When the Constitution’s 21st Amendment ended Prohibition in 1933, it gave each state full control over regulating alcohol inside its borders.

However, the Commerce Clause, a fundamental Constitution provision, empowers Congress to regulate commerce among the states.

When the Supreme Court declared in May 2005 that states must allow out-of-state wineries to ship directly to customers if their own wineries do so, this landmark anti-discrimination ruling was grounded in the Commerce Clause.

The ruling triggered five years of legal challenges to shipping laws, resulting in legislation permitting various forms of direct shipments in some 37 states.

Such sales bypass wholesalers’ monopolies in standard three-tier regulatory systems, under which producers must sell to middlemen, who sell to retailers.
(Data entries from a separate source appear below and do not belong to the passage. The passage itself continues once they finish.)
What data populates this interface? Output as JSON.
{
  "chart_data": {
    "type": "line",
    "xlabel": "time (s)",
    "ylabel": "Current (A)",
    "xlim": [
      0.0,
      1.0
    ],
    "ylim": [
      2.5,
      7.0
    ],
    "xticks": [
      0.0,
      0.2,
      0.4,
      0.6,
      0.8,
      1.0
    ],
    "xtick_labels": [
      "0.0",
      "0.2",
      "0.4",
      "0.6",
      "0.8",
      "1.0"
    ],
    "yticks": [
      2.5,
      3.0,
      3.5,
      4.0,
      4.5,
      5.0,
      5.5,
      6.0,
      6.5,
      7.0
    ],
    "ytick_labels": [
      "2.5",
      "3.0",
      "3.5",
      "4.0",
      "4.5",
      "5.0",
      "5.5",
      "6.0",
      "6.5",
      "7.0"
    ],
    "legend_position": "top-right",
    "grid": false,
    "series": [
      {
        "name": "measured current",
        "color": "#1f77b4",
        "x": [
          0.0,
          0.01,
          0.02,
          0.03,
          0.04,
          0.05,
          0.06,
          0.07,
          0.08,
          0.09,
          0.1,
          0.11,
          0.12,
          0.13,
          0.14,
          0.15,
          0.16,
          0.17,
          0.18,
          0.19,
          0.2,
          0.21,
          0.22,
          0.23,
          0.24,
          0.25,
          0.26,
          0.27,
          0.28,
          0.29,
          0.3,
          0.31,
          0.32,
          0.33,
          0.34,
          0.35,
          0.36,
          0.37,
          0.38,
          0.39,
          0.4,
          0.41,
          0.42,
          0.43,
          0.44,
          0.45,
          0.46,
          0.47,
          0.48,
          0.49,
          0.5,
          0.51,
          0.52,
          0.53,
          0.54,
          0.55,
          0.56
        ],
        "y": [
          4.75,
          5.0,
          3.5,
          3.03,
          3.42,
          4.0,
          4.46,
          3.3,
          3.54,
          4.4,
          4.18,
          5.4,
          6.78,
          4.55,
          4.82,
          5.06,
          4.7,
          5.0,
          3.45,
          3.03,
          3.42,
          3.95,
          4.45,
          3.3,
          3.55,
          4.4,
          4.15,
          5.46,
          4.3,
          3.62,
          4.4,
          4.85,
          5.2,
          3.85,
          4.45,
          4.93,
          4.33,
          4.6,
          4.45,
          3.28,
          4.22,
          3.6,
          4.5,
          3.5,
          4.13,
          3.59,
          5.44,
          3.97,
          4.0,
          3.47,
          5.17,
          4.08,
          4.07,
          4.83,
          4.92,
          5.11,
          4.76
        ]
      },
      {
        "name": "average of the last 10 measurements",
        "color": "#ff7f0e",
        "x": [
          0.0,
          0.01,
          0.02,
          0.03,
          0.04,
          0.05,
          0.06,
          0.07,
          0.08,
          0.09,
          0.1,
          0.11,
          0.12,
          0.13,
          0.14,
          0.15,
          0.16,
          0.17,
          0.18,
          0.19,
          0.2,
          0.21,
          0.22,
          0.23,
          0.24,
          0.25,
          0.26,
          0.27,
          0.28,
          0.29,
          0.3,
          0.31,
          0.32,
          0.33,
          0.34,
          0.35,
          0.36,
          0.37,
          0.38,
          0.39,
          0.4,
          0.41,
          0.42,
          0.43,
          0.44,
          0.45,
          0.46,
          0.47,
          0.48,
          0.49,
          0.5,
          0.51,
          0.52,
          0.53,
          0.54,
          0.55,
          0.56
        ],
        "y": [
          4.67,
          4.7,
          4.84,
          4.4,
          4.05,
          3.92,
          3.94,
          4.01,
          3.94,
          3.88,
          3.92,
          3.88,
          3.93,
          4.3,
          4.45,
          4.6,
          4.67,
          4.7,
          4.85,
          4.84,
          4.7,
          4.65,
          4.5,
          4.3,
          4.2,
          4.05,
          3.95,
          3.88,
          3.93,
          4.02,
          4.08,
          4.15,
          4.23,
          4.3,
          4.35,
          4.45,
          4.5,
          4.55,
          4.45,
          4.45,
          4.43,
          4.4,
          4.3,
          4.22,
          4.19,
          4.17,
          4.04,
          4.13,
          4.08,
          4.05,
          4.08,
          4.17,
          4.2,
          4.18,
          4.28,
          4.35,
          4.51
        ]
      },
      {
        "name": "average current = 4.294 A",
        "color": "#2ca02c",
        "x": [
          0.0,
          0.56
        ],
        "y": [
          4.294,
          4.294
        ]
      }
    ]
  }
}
Wholesalers and their allies in state capitals say their bill would, as the wholesalers’ CEO Craig Wolf put it, enable states ‘to fend off litigation’ that might ‘destabilize or destroy’ states’ regulatory authority.

An aim of the House bill, its opponents say, would be to impede wineries’ and consumers’ ability to bring lawsuits against states’ wine-shipping laws they consider discriminatory.

Mike Thompson, co-chairman of the Congressional Wine Caucus, told fellow Congressmen that the measure would ‘devastate California’s and other states’ wine industries, stunt economic growth, and harm consumers by allowing discriminatory law and regulation to be passed and go unchallenged.’

One result might be reduced choices for consumers, especially from artisanal producers whose wines wholesalers won’t handle.